Uno de los principales argumentos que se esgrimen respecto a las reformas a la Ley Orgánica de la Superintendencia de Administración Tributaria (SAT) en relación con el secreto bancario es el inmenso temor que tienen algunas personas por la posibilidad de que sus datos bancarios sean vulnerados y caigan en manos de otras personas que puedan utilizarlos en contra de aquellas.
En principio y en apariencia, el argumento parece válido.

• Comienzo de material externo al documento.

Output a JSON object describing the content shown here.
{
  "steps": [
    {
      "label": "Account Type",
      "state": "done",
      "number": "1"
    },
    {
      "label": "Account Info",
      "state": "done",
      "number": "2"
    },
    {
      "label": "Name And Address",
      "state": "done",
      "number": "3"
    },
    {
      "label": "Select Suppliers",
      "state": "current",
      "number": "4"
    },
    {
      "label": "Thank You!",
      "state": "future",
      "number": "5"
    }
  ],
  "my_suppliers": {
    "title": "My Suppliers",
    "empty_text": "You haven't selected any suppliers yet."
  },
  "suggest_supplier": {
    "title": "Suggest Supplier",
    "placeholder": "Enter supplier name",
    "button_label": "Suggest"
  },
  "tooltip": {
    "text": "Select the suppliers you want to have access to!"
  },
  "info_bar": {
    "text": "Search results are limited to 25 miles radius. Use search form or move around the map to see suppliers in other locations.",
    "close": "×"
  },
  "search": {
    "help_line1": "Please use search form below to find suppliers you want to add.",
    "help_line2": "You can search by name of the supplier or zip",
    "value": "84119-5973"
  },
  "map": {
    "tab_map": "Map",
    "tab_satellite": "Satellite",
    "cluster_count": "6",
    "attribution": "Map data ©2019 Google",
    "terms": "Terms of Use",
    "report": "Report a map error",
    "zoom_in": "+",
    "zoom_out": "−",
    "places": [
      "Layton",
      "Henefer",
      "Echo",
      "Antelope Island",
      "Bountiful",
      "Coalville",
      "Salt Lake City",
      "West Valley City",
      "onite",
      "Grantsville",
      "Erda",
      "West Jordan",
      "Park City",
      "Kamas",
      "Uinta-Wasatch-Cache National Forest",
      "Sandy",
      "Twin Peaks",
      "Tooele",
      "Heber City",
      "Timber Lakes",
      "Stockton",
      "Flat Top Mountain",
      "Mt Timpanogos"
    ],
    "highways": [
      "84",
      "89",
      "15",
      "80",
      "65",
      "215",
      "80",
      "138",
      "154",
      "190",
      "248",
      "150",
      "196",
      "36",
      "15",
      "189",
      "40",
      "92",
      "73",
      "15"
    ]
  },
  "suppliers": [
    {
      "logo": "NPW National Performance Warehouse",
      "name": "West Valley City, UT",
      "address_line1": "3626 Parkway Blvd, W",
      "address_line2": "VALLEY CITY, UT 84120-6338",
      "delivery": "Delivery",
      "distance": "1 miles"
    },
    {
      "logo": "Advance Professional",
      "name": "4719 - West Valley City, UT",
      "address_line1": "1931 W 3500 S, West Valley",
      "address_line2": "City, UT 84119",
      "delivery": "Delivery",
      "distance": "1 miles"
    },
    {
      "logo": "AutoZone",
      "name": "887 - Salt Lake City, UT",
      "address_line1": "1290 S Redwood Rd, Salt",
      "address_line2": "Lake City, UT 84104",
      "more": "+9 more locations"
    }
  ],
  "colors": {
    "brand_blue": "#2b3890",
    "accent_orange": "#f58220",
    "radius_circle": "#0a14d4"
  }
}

Incluso, en aras de la defensa de nuestro derecho a la intimidad, merecería la pena apoyar cualquier intención de que los datos permanezcan en la forma en que actualmente se encuentran, pues, siguiendo la línea del argumento anterior, se encuentran bien resguardados. Nótese que ahora subrayo bien resguardados.
Sin embargo, eso no es cierto. Por lo tanto, dicho argumento carece de veracidad. Muchos hemos recibido llamadas, publicidad y ofertas de distintos servicios financieros y crediticios, entre otros, de empresas a las que nunca les hemos proporcionado nuestros datos. Entonces, ¿cómo pretendemos pensar que nuestros datos están bien resguardados si de las entidades bancarias y de sus empresas emisoras de tarjetas de crédito hacen trasferencias de datos, con lo cual violan nuestro derecho a la intimidad y aprovechan la falta de una ley que regule la protección de datos en manos de particulares?
¿Por qué no saltamos de la rabia y nos rasgamos las vestiduras cuando recibimos llamadas de dichas empresas? O, lo que es peor, quienes dicen tener ese temor no se han percatado de que muchas veces se reciben llamadas de cobros o recordatorios de pagos de otras empresas que prestan esos servicios. ¿Cómo obtuvieron los datos? ¿Qué seguridad se tiene de que esos datos no están en manos de extorsionistas, delincuentes, secuestradores, etcétera?
Las reformas que se plantean a la norma de la SAT deben entenderse como una posibilidad de fortalecer y apoyar la acción del Estado en garantizar el bien común, cumplir a cabalidad con su obligación de recaudación y tener la posibilidad de fiscalizar a todos aquellos que violan sus obligaciones con el Estado en el pago de impuestos.
No cabe la menor duda de que la SAT debe imponer todas las medidas necesarias de seguridad y de control interno y basarse en el principio de legalidad, legitimidad y proporcionalidad al momento de acceder a dichos datos personales, los cuales a todas luces entran en la denominación de sensibles. La reforma debe dirigirse a imponer a la SAT fuertes medidas sancionatorias ante cualquier vulneración al respecto. Eso no se discute y así debe ser.
Pero, a estas alturas, insistir en el argumento del temor de que los datos sean vulnerados cuando prácticamente vivimos en una cultura de ilegalidad por la millonaria transferencia de datos personales que se realiza a diario es simplemente una soberana hipocresía. Si no están de acuerdo, que no usen ese argumento y que se inventen otro. No se debe seguir abonando el ridículo.
Todo apunta a que la negativa a dicha reforma está dirigida a defender y sostener esa cultura de opacidad y ocultamiento de información que permite transgredir las obligaciones que se tienen con el Estado y que dificulta a este seguir y perseguir a quienes violan la ley.
Ciertamente no se puede garantizar que en las dependencias públicas trabajan las personas más probas e intachables y que los datos estarán perfectamente bien resguardados, pero tampoco podemos garantizar lo mismo en el sistema privado. Los últimos acontecimientos dan cuenta de eso. En última instancia, es más factible pedirle cuentas al Estado por su negligencia o incumplimiento. Intente pedirle cuentas al sector privado que maneja sus datos y verá cómo le va.